Nasal and throat screening for S. aureus carriage of all eligible TJR patients in the preoperative clinic was implemented as standard of care. Patients who tested positive were contacted and provided with details on the S. aureus decolonization protocol. Decolonization included a standardized treatment protocol of 2% intranasal mupirocin twice daily for five days prior to surgery date (excluding day of surgery), and chlorhexidine gluconate wipes (2%) to be used once daily for 4 days prior to surgery date and on the morning of surgery. Regardless of the colonization status at the visit in the preoperative clinic, all patients were re-swabbed on the day of surgery.

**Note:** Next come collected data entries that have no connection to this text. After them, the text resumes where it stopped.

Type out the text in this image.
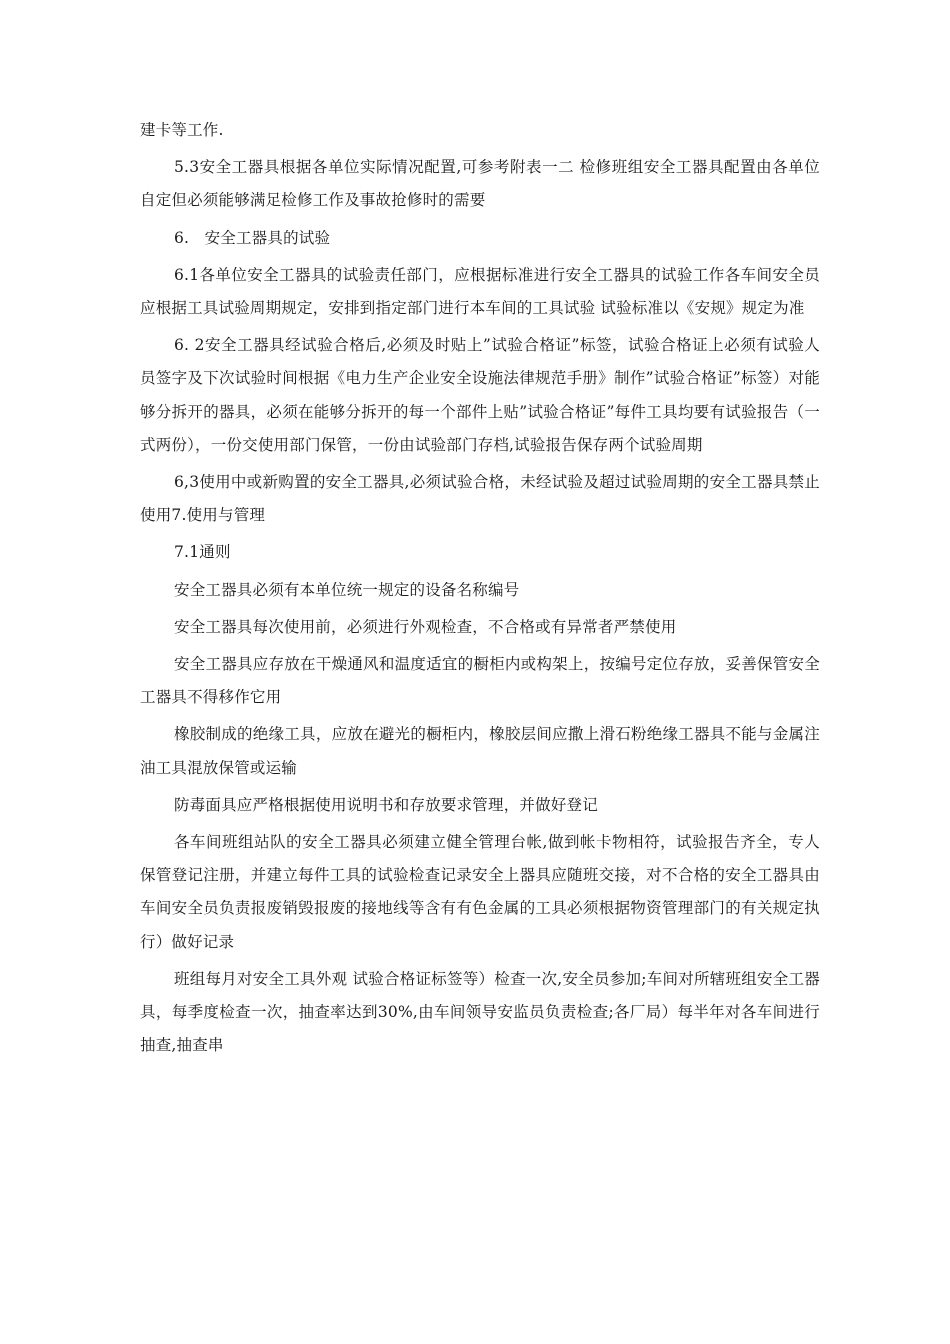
建卡等工作.

5.3安全工器具根据各单位实际情况配置,可参考附表一二 检修班组安全工器具配置由各单位自定但必须能够满足检修工作及事故抢修时的需要

6.   安全工器具的试验

6.1各单位安全工器具的试验责任部门，应根据标准进行安全工器具的试验工作各车间安全员应根据工具试验周期规定，安排到指定部门进行本车间的工具试验 试验标准以《安规》规定为准

6. 2安全工器具经试验合格后,必须及时贴上”试验合格证”标签，试验合格证上必须有试验人员签字及下次试验时间根据《电力生产企业安全设施法律规范手册》制作”试验合格证”标签）对能够分拆开的器具，必须在能够分拆开的每一个部件上贴”试验合格证”每件工具均要有试验报告（一式两份），一份交使用部门保管，一份由试验部门存档,试验报告保存两个试验周期

6,3使用中或新购置的安全工器具,必须试验合格，未经试验及超过试验周期的安全工器具禁止使用7.使用与管理

7.1通则

安全工器具必须有本单位统一规定的设备名称编号

安全工器具每次使用前，必须进行外观检查，不合格或有异常者严禁使用

安全工器具应存放在干燥通风和温度适宜的橱柜内或构架上，按编号定位存放，妥善保管安全工器具不得移作它用

橡胶制成的绝缘工具，应放在避光的橱柜内，橡胶层间应撒上滑石粉绝缘工器具不能与金属注油工具混放保管或运输

防毒面具应严格根据使用说明书和存放要求管理，并做好登记

各车间班组站队的安全工器具必须建立健全管理台帐,做到帐卡物相符，试验报告齐全，专人保管登记注册，并建立每件工具的试验检查记录安全上器具应随班交接，对不合格的安全工器具由车间安全员负责报废销毁报废的接地线等含有有色金属的工具必须根据物资管理部门的有关规定执行）做好记录

班组每月对安全工具外观 试验合格证标签等）检查一次,安全员参加;车间对所辖班组安全工器具，每季度检查一次，抽查率达到30%,由车间领导安监员负责检查;各厂局）每半年对各车间进行抽查,抽查串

Primary outcome of interest was the rate of deep PJI as per CDC/NHSN at one-year postoperative follow-up. Secondary outcomes included rate of deep PJIs due to S. aureus, adherence to the decolonization protocol, proportion of S. aureus carriers successfully decolonized, and the proportion of patients deemed as non-carriers following preoperative swab subsequently identified as carriers on the day of surgery. A total of 8,505 patients were included in the 5-year control group, and 1,883 during the intervention period, of which 424 (22.5%) were identified as S. aureus carriers.

The deep PJI rate was similar in the two groups, 0.4% (7/1,883) in the intervention group and 0.5% (42/8,505) in the control group (OR 0.75, 95%CI 0.34–1.67, p=0.58). More importantly, we found a significant reduction in PJI due to S. aureus to only one case in the intervention period (0.05%) as compared to 29 cases (0.3%) in the historic control (OR 0.15, 95%CI 0.004–0.94, p=0.0376).

We found a significant reduction in PJIs due to S. aureus by decolonizing S. aureus carriers prior to surgery. However, no significant difference in overall infection rates was observed. In conclusion, routine implementation of active screening for S. aureus and decolonization of carriers before TJR is feasible and helps to reduce PJI due to S. aureus.